How to Teach Yourself the Riverdance

Riverdance is a version of Irish step dancing, complete with rigorous lower body stepping. If you've ever seen Riverdance, you know that high-energy Irish step dancing is much tougher than people who make fun of the dance would have you think. Believe it or not, it's actually not that difficult to get starting learning how to Riverdance. You might not ever dance an Irish jig as well as Riverdance expert Michael Flatley, but you can certainly manage a passable imitation.

Watch Riverdance or another Irish step dance video. Note the way the dancers' legs move rapidly while the upper half of their bodies stay very still. Watch the video in slow motion. The dancers' feet are positioned so the toes of the left foot nearly touch the heel of the right foot, with the right foot turned 90 degrees to the side. Master this frequently used position.

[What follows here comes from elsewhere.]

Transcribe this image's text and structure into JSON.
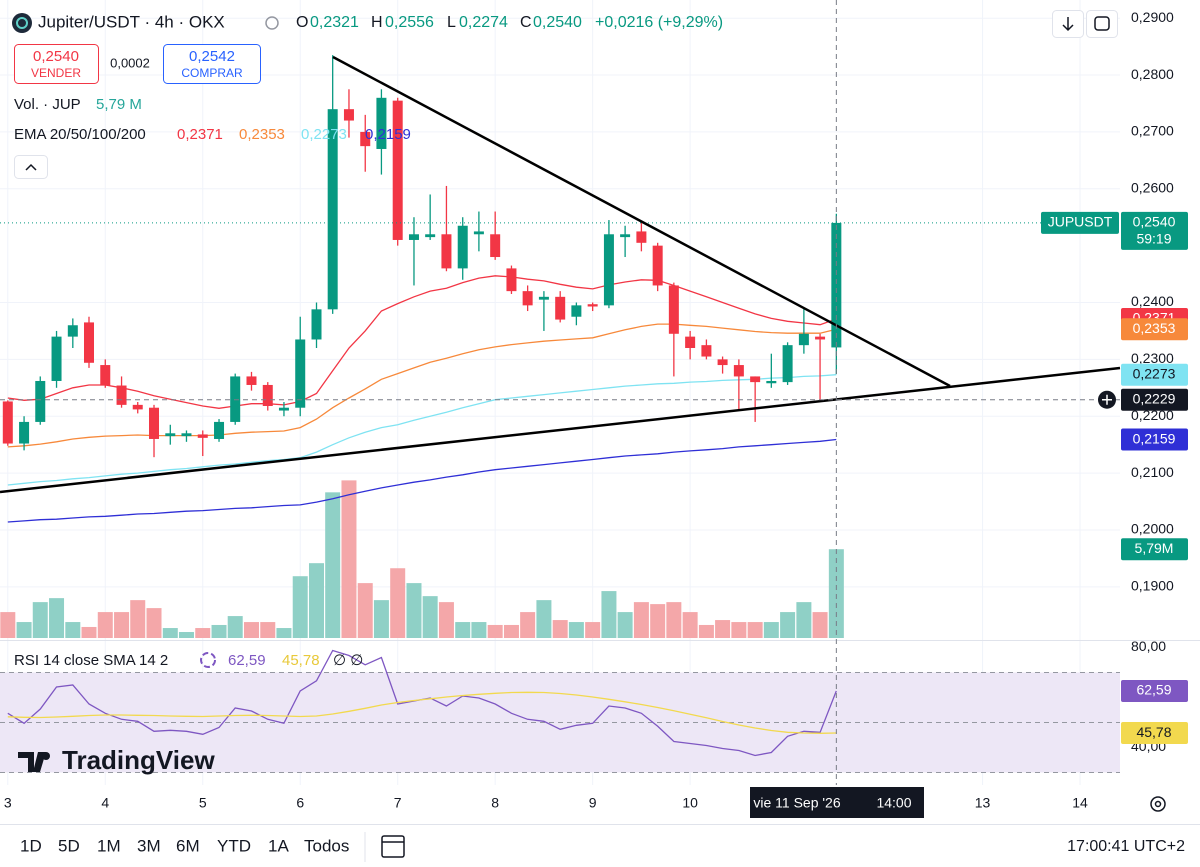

Stand in front of a mirror while you practice. Make your body and leg motions match the leg motions of the dancers. Naturally, you won't get this perfect the first time you try, but if you practice, you will improve. Once you've tried some of the motions on your own, watch Riverdance again. You will notice details that you missed the first time.

Seek advice from the professionals. Learn to Dance offers a step-by-step written tutorial for Irish step dancing. Niall O'Leary's E-how video series on Irish step dance walks you through each part of an Irish step dance routine. Read the tutorial and watch the video, and then try out the moves yourself. This will reinforce your lessons and you'll be more likely to retain what you've learnt.

Practice, practice, and practice. The famous dancers of Riverdance did not learn their skills overnight, and neither will you. Practice your Riverdance moves every day for at least 30 days. Keep trying the moves at home, and soon enough you will be ready to reveal your new skills to your friends.